The federal government, through the ministry of environment, has lifted the ban placed on the export of wood.
It is recalled that the federal ministry of environment (FMOE) put wood export under lock and key some months back following the upsurge in the exportation of unprocessed woods. Due to ignorance or desperation, some exporters refused to follow the guidelines on woods that were allowable for export; they exported all manner of woods. This development drew the attention of the FMOE, leading to a ban on the activity. This also led to the seizure of 25 containers of unprocessed wood in one of the customs commands in four weeks.
But Ports Surveillance sighted a copy of a circular on the lifting of the ban signed by the Controller, Import and Export, Comptroller Othman AS, for the Comptroller-General of Customs sent to all area commands.
Dated 15 June, 2016, it reads: “Suspension of wood and wood products.
Furtherance to headquarters letter ref. no.
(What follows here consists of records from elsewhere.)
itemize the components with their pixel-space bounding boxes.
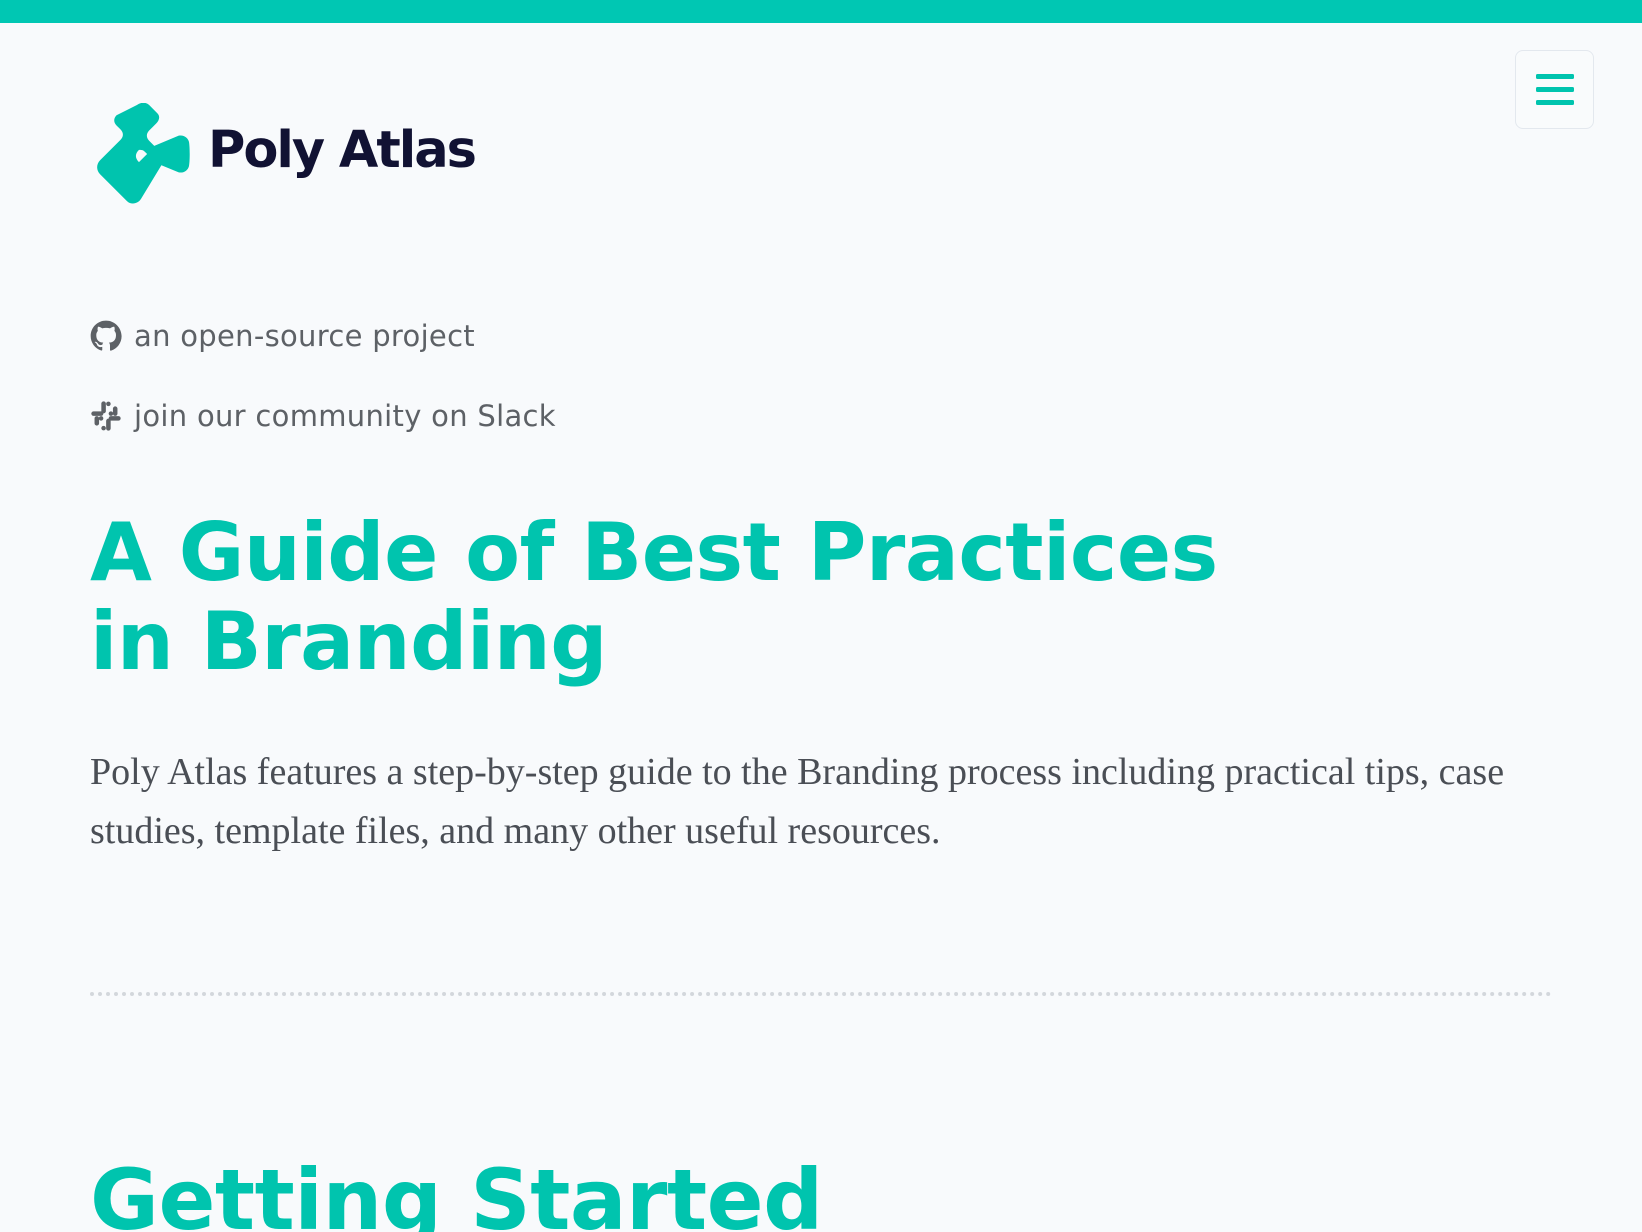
- hero-title-line: in Branding: [90, 595, 608, 688]
- menu-button[interactable]: [1515, 50, 1594, 129]
- section-divider: [90, 992, 1552, 996]
- slack-icon: [91, 401, 121, 431]
- brand-logo-link[interactable]: Poly Atlas: [90, 102, 477, 206]
- open-source-link[interactable]: an open-source project: [90, 312, 556, 360]
- hero-description: Poly Atlas features a step-by-step guide…: [90, 751, 1505, 852]
- hamburger-icon: [1535, 74, 1574, 105]
- section-title-getting-started: Getting Started: [90, 1151, 823, 1232]
- brand-name: Poly Atlas: [208, 120, 477, 180]
- hero-title-line: A Guide of Best Practices: [90, 506, 1218, 599]
- github-icon: [90, 320, 122, 351]
- top-accent-bar: [0, 0, 1642, 23]
- open-source-label: an open-source project: [134, 319, 475, 353]
- slack-community-label: join our community on Slack: [134, 399, 556, 433]
- hero-title: A Guide of Best Practices in Branding: [90, 508, 1390, 686]
- poly-atlas-logo-icon: [97, 103, 190, 204]
- community-links: an open-source project join our communit…: [90, 312, 556, 440]
- slack-community-link[interactable]: join our community on Slack: [90, 392, 556, 440]
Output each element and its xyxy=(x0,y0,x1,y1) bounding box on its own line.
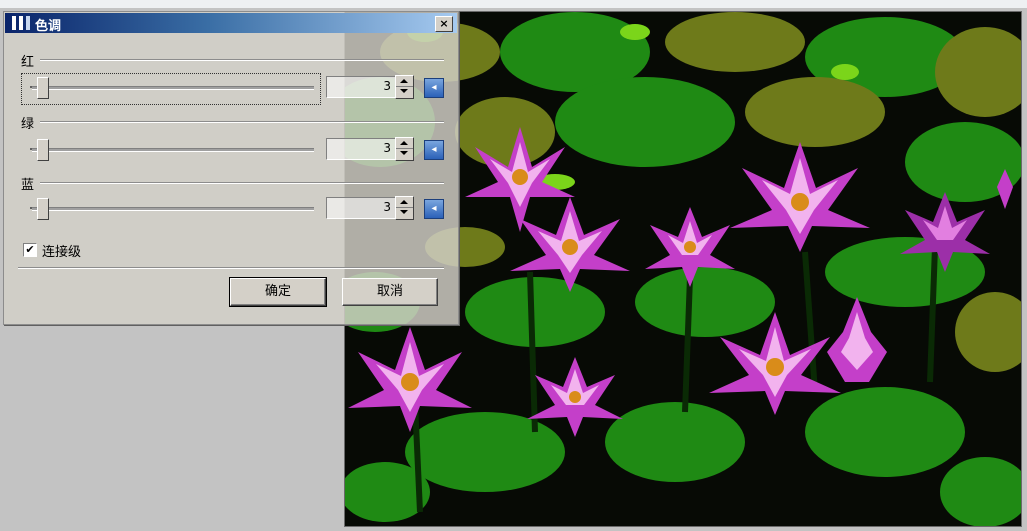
green-channel-label: 绿 xyxy=(21,117,35,132)
blue-spin-down-icon[interactable] xyxy=(400,210,408,214)
ok-button[interactable]: 确定 xyxy=(229,277,327,307)
red-group-divider xyxy=(40,59,444,61)
green-slider-thumb[interactable] xyxy=(37,139,49,161)
red-reset-button[interactable]: ◂ xyxy=(424,78,444,98)
blue-slider-thumb[interactable] xyxy=(37,198,49,220)
red-spin-up-icon[interactable] xyxy=(400,79,408,83)
cancel-button[interactable]: 取消 xyxy=(342,278,438,306)
blue-value-field[interactable]: 3 xyxy=(326,197,396,219)
blue-channel-label: 蓝 xyxy=(21,178,35,193)
link-levels-checkbox[interactable]: ✔ xyxy=(23,243,37,257)
blue-slider[interactable] xyxy=(26,196,314,222)
green-spin-down-icon[interactable] xyxy=(400,151,408,155)
blue-group-divider xyxy=(40,182,444,184)
close-button[interactable]: × xyxy=(435,16,453,32)
green-value-field[interactable]: 3 xyxy=(326,138,396,160)
red-slider[interactable] xyxy=(26,75,314,101)
red-slider-thumb[interactable] xyxy=(37,77,49,99)
tone-dialog: 色调 × 红 3 ◂ 绿 3 ◂ 蓝 3 ◂ ✔ 连接级 确定 取消 xyxy=(3,11,459,325)
red-spin-down-icon[interactable] xyxy=(400,89,408,93)
green-group-divider xyxy=(40,121,444,123)
green-spinner[interactable] xyxy=(395,137,414,161)
link-levels-label[interactable]: 连接级 xyxy=(42,241,81,260)
blue-spinner[interactable] xyxy=(395,196,414,220)
blue-spin-up-icon[interactable] xyxy=(400,200,408,204)
dialog-titlebar[interactable]: 色调 × xyxy=(5,13,457,34)
app-icon xyxy=(12,16,32,30)
dialog-title: 色调 xyxy=(35,19,62,34)
blue-reset-button[interactable]: ◂ xyxy=(424,199,444,219)
red-spinner[interactable] xyxy=(395,75,414,99)
button-divider xyxy=(18,267,444,269)
top-strip xyxy=(0,0,1027,8)
red-channel-label: 红 xyxy=(21,55,35,70)
green-slider[interactable] xyxy=(26,137,314,163)
green-reset-button[interactable]: ◂ xyxy=(424,140,444,160)
green-spin-up-icon[interactable] xyxy=(400,141,408,145)
red-value-field[interactable]: 3 xyxy=(326,76,396,98)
NCS/T&T/I&E/021/S.51/VOL. VI dated 21st April, 2016, forwarded herewith is copy of a letter no. FMENV/HM/FOR/WM/966 dated 6th June, 2016 on the above subject matter.
I am directed to convey the Comptroller-General’s directive for the lifting of the earlier suspension on the export of wood and wood products.
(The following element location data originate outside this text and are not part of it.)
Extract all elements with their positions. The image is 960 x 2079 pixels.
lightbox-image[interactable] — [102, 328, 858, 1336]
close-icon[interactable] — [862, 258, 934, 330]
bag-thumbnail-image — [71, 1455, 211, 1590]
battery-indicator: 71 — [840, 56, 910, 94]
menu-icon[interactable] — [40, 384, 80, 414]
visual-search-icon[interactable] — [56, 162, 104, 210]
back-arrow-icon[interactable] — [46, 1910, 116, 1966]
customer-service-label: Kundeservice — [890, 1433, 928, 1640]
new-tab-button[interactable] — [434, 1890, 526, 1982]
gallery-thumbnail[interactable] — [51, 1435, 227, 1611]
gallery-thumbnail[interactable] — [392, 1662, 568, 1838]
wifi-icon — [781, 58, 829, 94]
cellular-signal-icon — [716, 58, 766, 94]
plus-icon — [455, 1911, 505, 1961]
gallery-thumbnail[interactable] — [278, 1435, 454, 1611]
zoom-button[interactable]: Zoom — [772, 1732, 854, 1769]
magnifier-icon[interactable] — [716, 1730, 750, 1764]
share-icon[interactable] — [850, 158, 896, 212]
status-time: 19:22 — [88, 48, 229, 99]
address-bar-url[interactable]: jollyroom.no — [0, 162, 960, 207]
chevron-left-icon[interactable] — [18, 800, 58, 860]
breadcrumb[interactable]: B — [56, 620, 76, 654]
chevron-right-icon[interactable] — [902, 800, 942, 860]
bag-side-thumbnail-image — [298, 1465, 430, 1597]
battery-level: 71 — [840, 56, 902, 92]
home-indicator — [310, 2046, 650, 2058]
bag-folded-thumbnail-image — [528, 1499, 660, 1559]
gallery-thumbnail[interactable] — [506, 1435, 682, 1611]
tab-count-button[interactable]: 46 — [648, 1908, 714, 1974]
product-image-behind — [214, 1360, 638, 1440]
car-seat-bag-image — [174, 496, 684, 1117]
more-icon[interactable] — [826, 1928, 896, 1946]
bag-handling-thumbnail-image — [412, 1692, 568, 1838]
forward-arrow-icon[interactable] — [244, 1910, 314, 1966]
For the purpose of emphasis and clarification, the attached Tariff and Trade headquarters circular no. 008/2016 is forwarded for guidance.
Ensure wide circulation with strict compliance, please,” the circular stated.
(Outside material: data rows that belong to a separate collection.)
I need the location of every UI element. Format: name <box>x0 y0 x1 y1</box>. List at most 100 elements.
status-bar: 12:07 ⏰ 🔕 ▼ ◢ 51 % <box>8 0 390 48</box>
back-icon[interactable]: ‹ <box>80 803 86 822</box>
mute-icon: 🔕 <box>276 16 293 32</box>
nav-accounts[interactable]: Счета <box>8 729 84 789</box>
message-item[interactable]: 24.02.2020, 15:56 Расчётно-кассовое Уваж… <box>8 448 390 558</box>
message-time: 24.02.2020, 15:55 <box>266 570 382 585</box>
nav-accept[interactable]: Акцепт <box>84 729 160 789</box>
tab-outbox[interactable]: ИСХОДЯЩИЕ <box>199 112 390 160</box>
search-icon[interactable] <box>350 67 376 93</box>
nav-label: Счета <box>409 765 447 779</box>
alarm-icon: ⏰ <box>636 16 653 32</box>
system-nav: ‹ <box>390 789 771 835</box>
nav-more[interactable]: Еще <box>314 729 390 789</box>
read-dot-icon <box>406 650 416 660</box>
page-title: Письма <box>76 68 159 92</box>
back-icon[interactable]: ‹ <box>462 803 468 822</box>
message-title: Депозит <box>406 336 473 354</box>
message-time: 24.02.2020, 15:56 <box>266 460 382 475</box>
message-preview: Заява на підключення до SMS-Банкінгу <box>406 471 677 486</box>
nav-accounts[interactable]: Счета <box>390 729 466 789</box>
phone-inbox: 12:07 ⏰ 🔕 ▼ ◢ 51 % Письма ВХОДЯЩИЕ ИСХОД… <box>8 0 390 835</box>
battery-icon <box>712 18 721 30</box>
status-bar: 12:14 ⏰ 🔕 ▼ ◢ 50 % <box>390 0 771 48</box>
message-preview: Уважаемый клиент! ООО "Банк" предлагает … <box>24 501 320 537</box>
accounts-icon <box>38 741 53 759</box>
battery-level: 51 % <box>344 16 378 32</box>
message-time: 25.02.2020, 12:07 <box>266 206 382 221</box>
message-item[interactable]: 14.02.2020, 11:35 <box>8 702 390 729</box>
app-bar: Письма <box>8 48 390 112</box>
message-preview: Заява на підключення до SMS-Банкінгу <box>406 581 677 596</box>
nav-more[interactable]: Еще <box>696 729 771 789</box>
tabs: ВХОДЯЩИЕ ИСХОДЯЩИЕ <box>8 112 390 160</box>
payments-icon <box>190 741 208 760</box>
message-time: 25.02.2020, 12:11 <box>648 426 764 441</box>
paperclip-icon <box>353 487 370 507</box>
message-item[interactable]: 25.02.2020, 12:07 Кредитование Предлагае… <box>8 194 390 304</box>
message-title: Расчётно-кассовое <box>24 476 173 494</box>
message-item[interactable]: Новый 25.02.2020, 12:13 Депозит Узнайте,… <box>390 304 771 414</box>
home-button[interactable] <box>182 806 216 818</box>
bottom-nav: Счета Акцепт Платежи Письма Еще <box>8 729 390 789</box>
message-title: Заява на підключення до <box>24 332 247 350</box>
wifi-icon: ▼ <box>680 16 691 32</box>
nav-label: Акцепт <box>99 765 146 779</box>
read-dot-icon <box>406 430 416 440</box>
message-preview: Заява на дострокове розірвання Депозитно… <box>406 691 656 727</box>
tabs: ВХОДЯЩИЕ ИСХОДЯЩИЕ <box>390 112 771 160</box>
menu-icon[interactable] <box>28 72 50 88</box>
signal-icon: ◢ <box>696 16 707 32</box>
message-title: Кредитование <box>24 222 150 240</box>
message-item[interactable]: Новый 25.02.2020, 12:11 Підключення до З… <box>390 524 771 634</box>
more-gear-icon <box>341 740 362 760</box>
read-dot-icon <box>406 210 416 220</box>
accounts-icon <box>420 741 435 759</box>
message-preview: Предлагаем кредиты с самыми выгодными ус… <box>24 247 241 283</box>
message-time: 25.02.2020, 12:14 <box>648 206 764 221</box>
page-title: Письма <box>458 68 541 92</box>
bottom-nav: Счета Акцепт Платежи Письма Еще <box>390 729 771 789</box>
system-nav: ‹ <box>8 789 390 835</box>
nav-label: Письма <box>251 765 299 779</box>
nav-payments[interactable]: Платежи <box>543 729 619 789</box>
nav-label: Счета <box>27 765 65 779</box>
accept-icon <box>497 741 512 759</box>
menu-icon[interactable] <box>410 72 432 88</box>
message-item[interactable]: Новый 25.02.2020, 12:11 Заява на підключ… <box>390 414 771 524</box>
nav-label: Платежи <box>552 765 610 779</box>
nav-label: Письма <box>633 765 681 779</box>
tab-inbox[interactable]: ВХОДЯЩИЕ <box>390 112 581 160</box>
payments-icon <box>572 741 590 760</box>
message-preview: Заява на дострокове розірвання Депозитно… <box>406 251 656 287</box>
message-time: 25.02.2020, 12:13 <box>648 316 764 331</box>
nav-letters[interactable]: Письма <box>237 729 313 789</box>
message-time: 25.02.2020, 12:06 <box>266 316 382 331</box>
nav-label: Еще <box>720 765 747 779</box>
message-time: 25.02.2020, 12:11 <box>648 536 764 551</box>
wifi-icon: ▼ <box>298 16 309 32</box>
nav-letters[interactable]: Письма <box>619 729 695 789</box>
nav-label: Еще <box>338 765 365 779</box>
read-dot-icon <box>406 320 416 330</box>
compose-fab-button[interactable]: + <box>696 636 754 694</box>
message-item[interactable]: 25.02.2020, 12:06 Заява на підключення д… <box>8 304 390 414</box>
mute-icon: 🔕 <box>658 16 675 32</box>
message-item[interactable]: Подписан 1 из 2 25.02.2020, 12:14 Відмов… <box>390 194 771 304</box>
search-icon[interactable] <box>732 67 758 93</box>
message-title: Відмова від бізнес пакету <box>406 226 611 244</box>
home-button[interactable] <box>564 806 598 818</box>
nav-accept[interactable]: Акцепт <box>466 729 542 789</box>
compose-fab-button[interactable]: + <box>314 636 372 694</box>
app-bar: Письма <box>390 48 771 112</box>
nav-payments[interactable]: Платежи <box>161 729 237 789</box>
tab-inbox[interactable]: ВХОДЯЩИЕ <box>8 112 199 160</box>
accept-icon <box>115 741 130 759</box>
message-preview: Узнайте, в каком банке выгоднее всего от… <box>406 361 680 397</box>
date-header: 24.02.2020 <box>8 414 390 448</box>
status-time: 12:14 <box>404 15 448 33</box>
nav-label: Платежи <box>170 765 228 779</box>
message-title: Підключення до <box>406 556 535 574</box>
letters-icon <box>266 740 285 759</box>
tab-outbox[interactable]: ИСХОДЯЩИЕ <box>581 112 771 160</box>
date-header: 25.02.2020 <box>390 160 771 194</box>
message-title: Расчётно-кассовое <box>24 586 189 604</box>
Speaking in his office recently, the public relations officer of the Tincan Island command of the Nigeria Customs Service, Superintendent of Customs, Chris Osunkwo said the command has been sensitizing groups and individuals on allowable wood export, even before the call on the suspension of the item. He said self-explanatory banners are displayed in the command to educate and enlighten the public on woods that are allowable for exports.
“We have been sensitizing groups on allowable wood exports. Not quite long the federal ministry of environment suspended wood export, but a circular suspending that order has been lifted.
“On the procedures for exportation, there is no way one can cut corners because it is open. Banners are displayed all over the place educating people, enlightening them on allowable wood export.
“If you look at it critically, if it passes the test, you go ahead; if it doesn’t, it will not be allowed for export,” Osunkwo explained.